- [last lines]
- Hercule Poirot: You are Lucky Len of the Daily Echo, and I claim my ten guineas.
- Lucky Len: You're right. I was Lucky Len, but I'm sorry, I got fired this morning.
- Hercule Poirot: Fired! Why?
- Lucky Len: Too many people were recognizing me. The paper's decided it must be my face. It's too common.
- Hercule Poirot: Common?
- Lucky Len: That's what they say. Bit of a cheek, if you ask me, but there you are.

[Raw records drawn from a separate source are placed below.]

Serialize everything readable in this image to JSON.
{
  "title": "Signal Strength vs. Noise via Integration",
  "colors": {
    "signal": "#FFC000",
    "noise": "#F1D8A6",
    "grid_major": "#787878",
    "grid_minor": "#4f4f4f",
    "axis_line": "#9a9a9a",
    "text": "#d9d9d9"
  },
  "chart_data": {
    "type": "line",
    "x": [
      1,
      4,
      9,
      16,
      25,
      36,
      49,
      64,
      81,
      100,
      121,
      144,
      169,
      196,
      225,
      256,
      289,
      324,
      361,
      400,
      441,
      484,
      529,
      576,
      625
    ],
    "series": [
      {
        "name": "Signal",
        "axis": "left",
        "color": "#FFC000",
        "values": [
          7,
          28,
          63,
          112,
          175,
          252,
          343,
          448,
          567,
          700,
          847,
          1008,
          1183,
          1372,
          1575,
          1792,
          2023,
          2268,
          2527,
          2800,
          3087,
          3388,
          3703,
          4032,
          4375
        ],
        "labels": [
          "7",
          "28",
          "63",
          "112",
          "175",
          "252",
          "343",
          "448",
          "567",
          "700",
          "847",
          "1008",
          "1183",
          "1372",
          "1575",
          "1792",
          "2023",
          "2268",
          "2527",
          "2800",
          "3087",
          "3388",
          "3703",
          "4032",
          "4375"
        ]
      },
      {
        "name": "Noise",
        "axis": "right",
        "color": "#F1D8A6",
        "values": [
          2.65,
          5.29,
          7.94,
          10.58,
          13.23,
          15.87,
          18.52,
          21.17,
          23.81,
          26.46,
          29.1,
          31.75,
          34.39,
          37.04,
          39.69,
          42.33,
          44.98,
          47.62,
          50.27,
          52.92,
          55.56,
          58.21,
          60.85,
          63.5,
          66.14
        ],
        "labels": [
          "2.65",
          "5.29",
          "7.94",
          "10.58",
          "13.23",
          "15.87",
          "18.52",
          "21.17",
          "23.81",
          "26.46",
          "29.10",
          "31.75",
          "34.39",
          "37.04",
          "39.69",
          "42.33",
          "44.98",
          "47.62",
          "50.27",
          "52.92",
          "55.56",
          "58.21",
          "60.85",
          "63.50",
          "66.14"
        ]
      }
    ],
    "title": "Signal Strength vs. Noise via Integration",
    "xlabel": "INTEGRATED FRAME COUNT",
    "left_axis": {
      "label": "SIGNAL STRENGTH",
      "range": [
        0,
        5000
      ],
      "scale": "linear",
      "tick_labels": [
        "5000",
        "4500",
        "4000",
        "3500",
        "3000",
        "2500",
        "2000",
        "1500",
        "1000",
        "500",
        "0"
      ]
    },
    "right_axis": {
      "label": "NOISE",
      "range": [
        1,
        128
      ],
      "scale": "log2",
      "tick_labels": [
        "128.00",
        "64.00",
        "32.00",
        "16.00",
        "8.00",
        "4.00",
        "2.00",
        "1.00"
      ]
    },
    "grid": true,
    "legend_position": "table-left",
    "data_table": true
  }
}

- Hercule Poirot: They are wrong, mon ami. You have a face that is most distinguished. You have no need to work for this newspaper. You have a face of a great man.
- Lucky Len: You think so?
- Hercule Poirot: Oh, yes; I know it.
- Ed Opalsen: That bloody little man set me up?
- Margaret Opalsen: It's your own fault. You were using him.
- Ed Opalsen: But darling, what about the pearls?
- Margaret Opalsen: Don't worry. That bloody little man got them back.
- Hercule Poirot: No no no, Hastings! It is no use! Not to take this case is for Poirot more hard work than to take it!
- [Poirot unable to resist a mystery]
- [first lines]
- Ed Opalsen: Ladies and gentlemen. When the Russian actress and dancer Natalya Dolzhenko made Salomé in 1908, she wore a necklace made of magnificent pearls given to her by the czar. Last week, at an auction in Paris, I paid three hundred thousand francs for that same pearl necklace. My wife is going to show it to you now.
- [Margaret Opalsen steps up onto the stage and removes her stole, revealing the necklace]
- Margaret Opalsen: Ladies and gentlemen, dear friends, our new play premières here, at your beautiful theatre, next week, prior to a six month tour of America.
- Ed Opalsen: Yes, Margaret is taking the leading part. And she will be wearing the czar's pearls at each and every performance.
- Guest: Mr Opalsen! Don't the pearls get stolen in the course of the play.
- Ed Opalsen: Yes they do, but that's in the play. They'll be under guard twenty-four hours a day. I think I can promise you that they're not going anywhere.
- Margaret Opalsen: I bet you'd guessed who'd stolen the pearls by the second interval, Monsieur Poirot.
- Hercule Poirot: Not at all, Madame, it was a question that ceased to occupy my mind long before the first.
- Hercule Poirot: Hastings, I must contact the good Miss Lemon in London.
- Captain Hastings: What for?
- Hercule Poirot: This case, Hastings, I begin to see the light.
- Captain Hastings: But I do not understand.
- Hercule Poirot: You heard what the young lady said?
- Chief Inspector Japp: Oscar Wilde?
- Hercule Poirot: Exactement. Hastings, there is work to be done.